A filósofa Viviane Mosé e também especialista em comunicação foi entrevistada no Giro das 11 do Brasil 247 desta sexta-feira (20/05) e dá dicas de como usar com competência as redes sociais. Abaixo, uma parte da live, importante para quem atuanas redes:

“Estamos num momento de crise da civilização gravíssimo. O que podemos colocar agora como um conteúdo que agrada as pessoas de verdade é algo que produz a vida, que esteja calcada numa coisa real. Nada mais real do que o Lula. Ele passou por todo tipo de vasculhamento de vida. Sua vida foi esmiuçada. Temos com Lula uma história de dados objetivos…. No mundo foi o que mais diminuiu a desigualdade entre as classes. A história do Lula é real. Então temos que compartilhar o que é real. O que tem de brilhante no Lula é exatamente isto. Ninguém o derruba. Não é fake. Você pode vasculhá-lo. Este é o nosso cara nós que estamos trabalhando com comunicação e mídia. Então o nosso trabalho para estas eleições é invadir as redes com o verdadeiro Lula. Assim é que se faz guerra de informação. Temos esta sorte. Não precisamos manipular dado nenhum. É uma alegria ter o Lula. Tenho a absoluta certeza que vai ganhar esta eleição porque na hora do voto a gente pode ter a guerra que for do lado de fora. Claro: nós temos que saber lutar com as armas certas. E arma certa é a informação correta. Não é jogar na guerra buscando estrategiazinhas. Não precisa. Não precisamos estudar os milhões de estratégias deles para criar milhões de estratégias nossas contra eles. Nós temos a única coisa que uma pessoa precisa na comunicação: nós temos o vigor, a verdade, o brilho. Diante de milhões de mortos no mundo, de mais de meio milhão de mortes no Brasil, o que vai determinar a eleição é o que de fato acontece”.

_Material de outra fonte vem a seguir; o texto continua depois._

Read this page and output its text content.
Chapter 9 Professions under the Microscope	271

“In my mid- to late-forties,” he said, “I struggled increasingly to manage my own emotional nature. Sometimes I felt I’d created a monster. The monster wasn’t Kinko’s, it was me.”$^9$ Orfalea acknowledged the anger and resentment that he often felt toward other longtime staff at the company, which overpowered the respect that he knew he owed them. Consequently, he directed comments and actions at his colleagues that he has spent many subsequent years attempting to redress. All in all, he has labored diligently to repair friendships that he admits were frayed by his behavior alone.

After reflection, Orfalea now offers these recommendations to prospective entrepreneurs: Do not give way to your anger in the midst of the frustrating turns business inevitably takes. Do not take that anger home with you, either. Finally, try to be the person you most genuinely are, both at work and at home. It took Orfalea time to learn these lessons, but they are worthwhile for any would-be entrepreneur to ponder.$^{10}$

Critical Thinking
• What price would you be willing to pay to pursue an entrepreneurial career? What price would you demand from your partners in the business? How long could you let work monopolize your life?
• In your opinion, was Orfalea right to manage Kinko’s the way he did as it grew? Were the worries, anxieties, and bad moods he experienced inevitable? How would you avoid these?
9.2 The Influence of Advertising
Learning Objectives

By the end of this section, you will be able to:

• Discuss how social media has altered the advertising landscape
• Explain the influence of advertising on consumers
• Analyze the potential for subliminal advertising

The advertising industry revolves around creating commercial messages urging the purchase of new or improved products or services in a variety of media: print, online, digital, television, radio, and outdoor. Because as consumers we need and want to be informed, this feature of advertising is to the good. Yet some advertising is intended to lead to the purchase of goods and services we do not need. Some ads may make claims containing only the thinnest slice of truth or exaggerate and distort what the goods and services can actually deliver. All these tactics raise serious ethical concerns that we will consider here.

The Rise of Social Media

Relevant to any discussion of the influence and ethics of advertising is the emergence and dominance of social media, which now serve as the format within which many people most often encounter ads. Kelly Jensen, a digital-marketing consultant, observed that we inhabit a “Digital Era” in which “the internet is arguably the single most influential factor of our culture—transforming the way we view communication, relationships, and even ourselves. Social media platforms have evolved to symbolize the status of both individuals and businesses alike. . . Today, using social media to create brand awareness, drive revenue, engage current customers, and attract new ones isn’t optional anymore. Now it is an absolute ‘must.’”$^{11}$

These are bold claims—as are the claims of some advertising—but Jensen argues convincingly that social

“A informação do sim é mais qualificada que o do não. O ‘Ele não’ daquela campanha foi um erro. O ‘ele’ é mais forte que o ‘não’. O ‘ele’ acabou sendo fortalecido. Outro exemplo: ‘não use drogas’. O ‘use drogas’ se sobressai e o ‘não’ fica pequeno. O não como comunicação não tem valor. Nesta campanha temos que destacar o sim. E nós temos um grande sim que é o Lula”.